15 ноября 2011, 20:00
В финском Турку состоялась премьера «Karamazov Workshop» в рамках программы культурных столиц Европы-2011 – Турку и Таллина. Один из самых провокационных режиссеров современности Кристиан Смедс и двенадцать выпускников академии культуры Вильянди, создали своего рода панк-приношение Федору Достоевскому.

Материал романа Достоевского, по словам самого Кристиана Смедса, «включающий полный спектр театральных техник и бросающий вызов традиционным методам работы», лег в основу серии мастер-классов, которые еще в 2008 году режиссер начал с эстонскими студентами-первокурсниками. Из этих мастер-классов и сложился спектакль, который, в свою очередь, не подчиняется законам ни драматического, ни музыкального театров. Это скорее своего рода сюрреалистическое панно из тем и сцен романа, в котором перемешаны эстонский, финский, английский и русский языки. Двенадцать актеров – двенадцать братьев и сестер Карамазовых – универсальный и пластичный ансамбль Смедса. Образы персонажей причудливо сдваиваются и распадаются. На небольшом игровом пятачке, с трех сторон окруженном зрительскими местами, появляется плотоядная Грушенька в окружении других «инфернальниц». Вот они, совсем юные девчонки, хихикают, носятся со стремянкой по сценической площадке. Из этой стайки вдруг выделится одна, которая, забравшись на стремянку, прочтет текст письма Лизы Хохлаковой к Алеше. Другая потом вдруг окажется Илюшей, в которого каждому из зрителей предлагается бросить бутафорский камень.

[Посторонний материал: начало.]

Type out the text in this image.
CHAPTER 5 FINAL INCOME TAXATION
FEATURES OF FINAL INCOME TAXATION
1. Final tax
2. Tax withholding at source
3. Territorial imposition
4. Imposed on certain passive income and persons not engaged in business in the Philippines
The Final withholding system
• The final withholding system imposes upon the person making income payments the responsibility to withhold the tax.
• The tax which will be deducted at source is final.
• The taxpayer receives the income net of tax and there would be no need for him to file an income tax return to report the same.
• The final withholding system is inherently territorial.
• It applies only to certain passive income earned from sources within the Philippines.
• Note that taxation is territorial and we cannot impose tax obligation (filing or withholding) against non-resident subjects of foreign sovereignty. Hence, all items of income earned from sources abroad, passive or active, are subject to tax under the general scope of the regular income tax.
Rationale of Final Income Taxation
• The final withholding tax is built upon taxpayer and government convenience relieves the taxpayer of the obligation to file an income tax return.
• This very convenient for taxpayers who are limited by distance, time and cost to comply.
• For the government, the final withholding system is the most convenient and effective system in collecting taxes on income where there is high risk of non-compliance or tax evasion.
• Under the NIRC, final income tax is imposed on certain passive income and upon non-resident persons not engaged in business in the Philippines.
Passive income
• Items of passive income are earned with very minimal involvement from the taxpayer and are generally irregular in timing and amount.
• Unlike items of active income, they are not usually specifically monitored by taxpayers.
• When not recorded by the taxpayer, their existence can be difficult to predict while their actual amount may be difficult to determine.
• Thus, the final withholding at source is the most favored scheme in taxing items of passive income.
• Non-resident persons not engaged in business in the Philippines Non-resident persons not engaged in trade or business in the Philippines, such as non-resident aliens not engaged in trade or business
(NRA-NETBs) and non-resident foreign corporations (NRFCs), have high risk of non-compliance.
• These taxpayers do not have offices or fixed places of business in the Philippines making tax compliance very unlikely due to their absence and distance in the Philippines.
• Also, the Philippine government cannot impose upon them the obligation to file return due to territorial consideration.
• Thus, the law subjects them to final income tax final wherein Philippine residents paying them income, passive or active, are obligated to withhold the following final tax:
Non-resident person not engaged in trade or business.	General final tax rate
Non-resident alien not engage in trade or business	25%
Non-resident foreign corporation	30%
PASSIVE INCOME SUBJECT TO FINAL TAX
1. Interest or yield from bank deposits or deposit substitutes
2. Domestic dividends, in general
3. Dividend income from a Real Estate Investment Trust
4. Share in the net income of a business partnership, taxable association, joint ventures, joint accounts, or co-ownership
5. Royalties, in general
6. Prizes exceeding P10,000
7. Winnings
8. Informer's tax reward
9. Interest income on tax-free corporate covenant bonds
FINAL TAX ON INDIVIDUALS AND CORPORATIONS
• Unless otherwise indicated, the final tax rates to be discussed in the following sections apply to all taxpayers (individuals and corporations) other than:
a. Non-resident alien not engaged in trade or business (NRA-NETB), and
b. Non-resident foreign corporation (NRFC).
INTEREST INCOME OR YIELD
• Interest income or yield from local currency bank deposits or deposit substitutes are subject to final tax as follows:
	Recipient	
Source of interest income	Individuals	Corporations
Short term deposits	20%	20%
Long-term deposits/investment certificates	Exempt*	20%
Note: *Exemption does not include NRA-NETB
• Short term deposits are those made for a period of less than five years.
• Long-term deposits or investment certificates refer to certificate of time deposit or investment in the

Смедс заставляет своих зрителей ощутить неопределенность и неконтролируемость происходящего, затягивая и вовлекая в прямой контакт. Зрителям наливают водку, раскуривают с ними общую папироску, разговаривают… Когда на сцене появляется собранная из картонных коробок лошадь в натуральную величину, один из Карамазовых начинает яростно рубить ее топором – «по глазам, по глазам», а потом предлагает зрителю «добить лошадь»… Также публике предлагается выбрать, голосуя аплодисментами за одного из четырех актеров, – главного героя следующей сцены. Выбранный Иво Реинок играет Митю в сцене «предварительного следствия». После грохота аплодисментов – унижение допроса, во время которого актера привязывают к столу, поливают горячей водой, бьют.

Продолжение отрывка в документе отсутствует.